A war is ongoing between Britain's leading 'Green' electricity suppliers, with Ecotricity especially keen to slag Good Energy off at every opportunity. But why?
Let's back up and examine what it means to try to buy green or greener electricity. Hopefully it means buying electricity only or overwhelmingly from sustainable, ideally renewable sources, like wind/wave/solar power. Ideally it means that nobody has been exploited to generate the power (suppliers treated fairly by the distributor / power companies).
Most (maybe all?) conventional electricity providers in the UK offer some kind of 'Green' tariff. Where some or even all of your electricity comes from renewable sources. For this you pay a somewhat increased rate, and the Lekki provider promises to buy as many units as you consume from renewable sources.
Which sounds great, except that they are provided to buy so much percentage of electricity by law, anyway. So getting onto a Green Electricity Tariff doesn't really encourage the development of renewables, it just helps the company fulfill its legal obligations.
So next step up (in the ethically pure-minded ladder) is to buy electricity from a dedicated provider, which is how we get to the slanging match between the UK's leading 'Green' Electricity suppliers: Good Energy and Ecotricity. Good Energy promises that all the energy it provides comes from renewable sources, wind/solar and waves. It has never been an important part of Good Energy's business model to invest directly in new generation schemes, BUT they would argue, they do encourage a climate of investment by paying a premium rate to producers. Otherwise, they operate almost purely as distributors. This is one of Ecotricity's chief criticisms, that Good Energy is only in it for profit. Good Energy would counter that they do many things to encourage small scale generation, and that they own and are renovating their own production site: the Delabole Windfarm in North Cornwall. In contrast, Ecotricity operates much more like a conventional electricity company, but with a huge emphasis on and commitment to investment in new sources of renewable electricity that can be measured in many MW rather than kW. Ecotricity include nuclear power and fossil fuels as part of their sources, however, which they see as a subsidy to their investment plans. It is fair to say that Ecotricity really does do what they say; they are investing in wind farms and similar technologies as fast and as much as anyone could reasonably expect them to.
At the end of the day, it's a very competitive industry. The scramble for customers is not just for the Ethically-minded consumers, but for everybody's custom. Although the bigger and better the lies and insinuations about how the other guys operate, the more likely the public is to just throw up their hands in despair and stick with what they know.
Here's a sample of Ecotricty's public attacks on Good Energy:
My guess is that Ecotricity -- especially its spokesman, Dale Vince -- is so strident in its criticisms of Good Energy because they are sick of encountering the same arguments again and again. So why do Ecotricity use fossil fuel sources?

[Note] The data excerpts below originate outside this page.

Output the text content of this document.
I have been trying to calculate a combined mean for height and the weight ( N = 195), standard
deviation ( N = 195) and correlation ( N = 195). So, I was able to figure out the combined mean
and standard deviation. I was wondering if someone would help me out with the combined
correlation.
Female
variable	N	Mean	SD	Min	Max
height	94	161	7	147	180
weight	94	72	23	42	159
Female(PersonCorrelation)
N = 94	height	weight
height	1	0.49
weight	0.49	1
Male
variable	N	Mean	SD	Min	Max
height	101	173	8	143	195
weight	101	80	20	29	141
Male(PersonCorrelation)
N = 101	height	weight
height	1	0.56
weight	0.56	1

Because it's the only way to get from where the UK energy supply situation is now to get to where Ecotricity wants to be, by springboarding on the back of the present reality of where UK electricity needs to come from. Ecotricity is trying to take a long view, whereas Good Energy is simply meeting customer demand (which may be too short-sighted).
There's no absolute moral high ground here. The UK Green Party is not endorsing any particular company and neither would I. Ecotricity is probably a greener choice for its long term aims, but its public jibes at Good Energy are annoying to say the very least.
Good Energy is not attacking Ecotricity nearly as often, so in my mind, Good Energy gets Brownie points simply for being either less obvious in its commercial rivalry or maybe even actually rising above the fray by keeping quieter. Because fundamentally, we consumers don't want to hear Ecotricity slagging off the other guys, we want to hear what Ecotricity has to offer in and of itself.